I recently read in a book that travel, true travel is among the most selfish endeavors one can undertake. After this trip, I think I have to concur. Travel is purely selfish as it calls for the traveler to abandon her life and the people in it, going off on her own seeking new places, new people, new adventures or a new self.

A year is a long time for me to have abandoned my life, and it's strange to be back in Boston, trying to find where I fit in the now changed threads of my friends' lives (as a year is a long time for them, too. People often ask me if I'm going to write a book, or stories or anything on my adventures, and I suppose it's a viable option, but in many ways I don't feel ready yet. My friend Rob told me that I'll be finding how this year has changed me years from now, and I agree. I feel like I'm constantly figuring out small changes in myself, but what holds and what doesn't when India is but a far off memory, that's the real test.

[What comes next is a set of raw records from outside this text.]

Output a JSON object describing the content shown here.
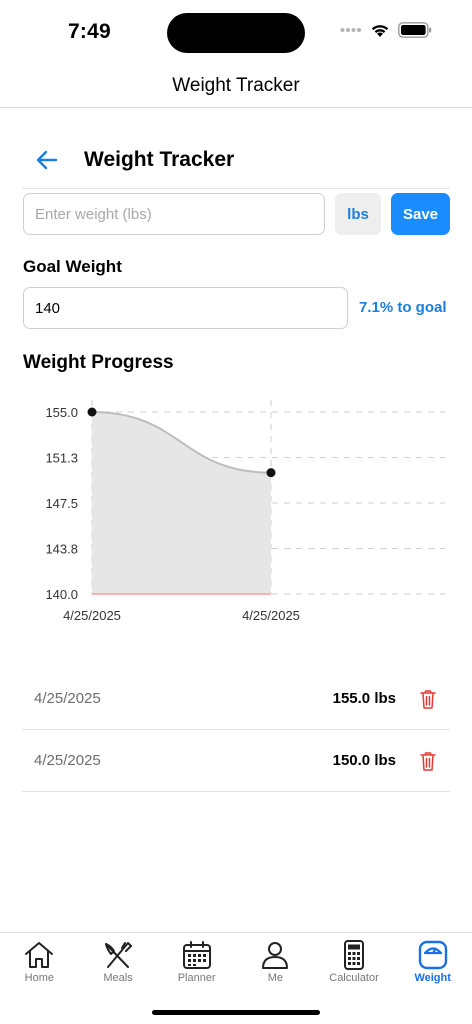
{
  "status_bar": {
    "time": "7:49"
  },
  "header": {
    "title": "Weight Tracker"
  },
  "page": {
    "title": "Weight Tracker"
  },
  "weight_entry": {
    "placeholder": "Enter weight (lbs)",
    "unit_label": "lbs",
    "save_label": "Save"
  },
  "goal": {
    "label": "Goal Weight",
    "value": "140",
    "progress_text": "7.1% to goal"
  },
  "chart_title": "Weight Progress",
  "chart_data": {
    "type": "line",
    "x": [
      "4/25/2025",
      "4/25/2025"
    ],
    "values": [
      155.0,
      150.0
    ],
    "goal_line": 140.0,
    "y_ticks": [
      "155.0",
      "151.3",
      "147.5",
      "143.8",
      "140.0"
    ],
    "ylim": [
      140.0,
      155.0
    ],
    "grid": true,
    "line_color": "#bdbdbd",
    "fill_color": "#e6e6e6",
    "point_color": "#111111",
    "goal_line_color": "#ff9a9a"
  },
  "entries": [
    {
      "date": "4/25/2025",
      "weight": "155.0 lbs"
    },
    {
      "date": "4/25/2025",
      "weight": "150.0 lbs"
    }
  ],
  "tabs": [
    {
      "label": "Home",
      "icon": "home-icon"
    },
    {
      "label": "Meals",
      "icon": "fork-knife-icon"
    },
    {
      "label": "Planner",
      "icon": "calendar-icon"
    },
    {
      "label": "Me",
      "icon": "person-icon"
    },
    {
      "label": "Calculator",
      "icon": "calculator-icon"
    },
    {
      "label": "Weight",
      "icon": "scale-icon",
      "active": true
    }
  ],
  "colors": {
    "accent": "#1a8cff",
    "accent_text": "#1a7fe0",
    "delete": "#e53935"
  }
}
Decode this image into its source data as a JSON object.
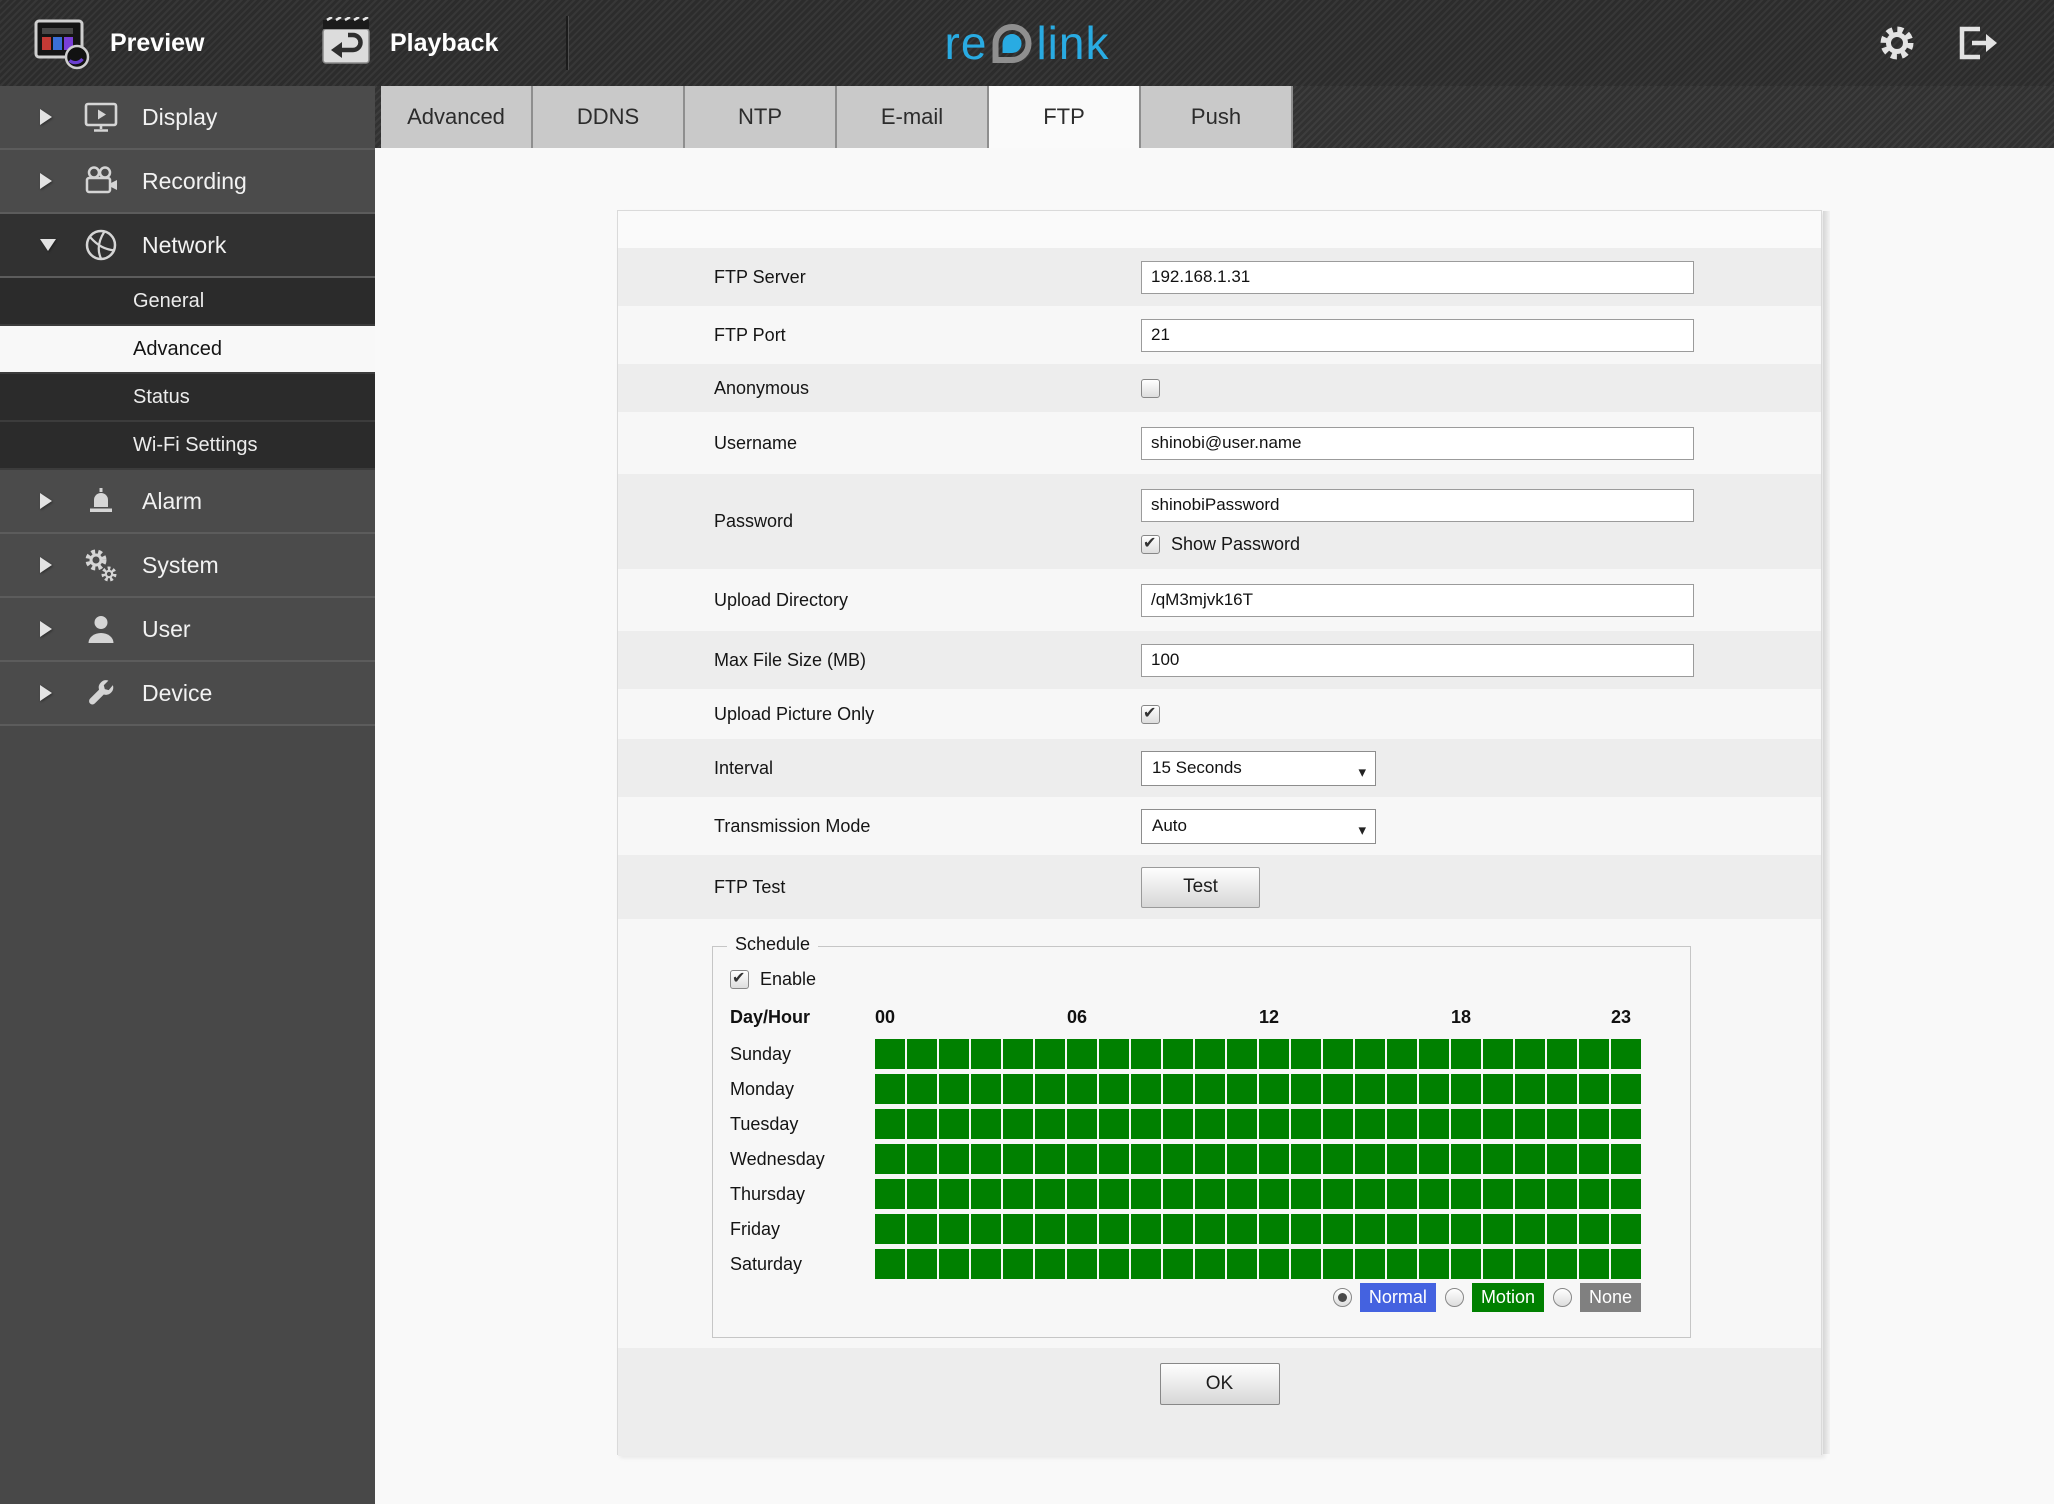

And so it is that my year has ended. Not with the results or experiences I predicted I would have, but with many more. I've gained friends from all over the world. I've gained confidence in myself, and lost some confidence in people sometimes. I've seen some of the best the world has and some of the worst (sometimes in the same place, at the same time). And I've learned how much I can take and how well I can adapt. More than all that, I've gained India. She is a land of exquisite wealth and exquisite poverty, and I had the fortune to experience a great deal of both. For all the love and hate, it's funny how a place can grow on you. I used to say India was like a fungus to me. At first I hated it, but then it got under my skin and kept growing. OK, I know, not the best analogy, but it's true. My friend Marianne told me, "if you don't run away from India as soon as you set foot on the ground, it will always be a part of you," and she's right. Even now, having been away from India for only a month, I feel an intense desire to return, as though I'm being beckoned by a mother.

And let me tell you, my friends, at that point--the point that began when I got to the airport to leave her land and go off on new adventures and ends seemingly never--that's when I realized why this land is called "Mother India".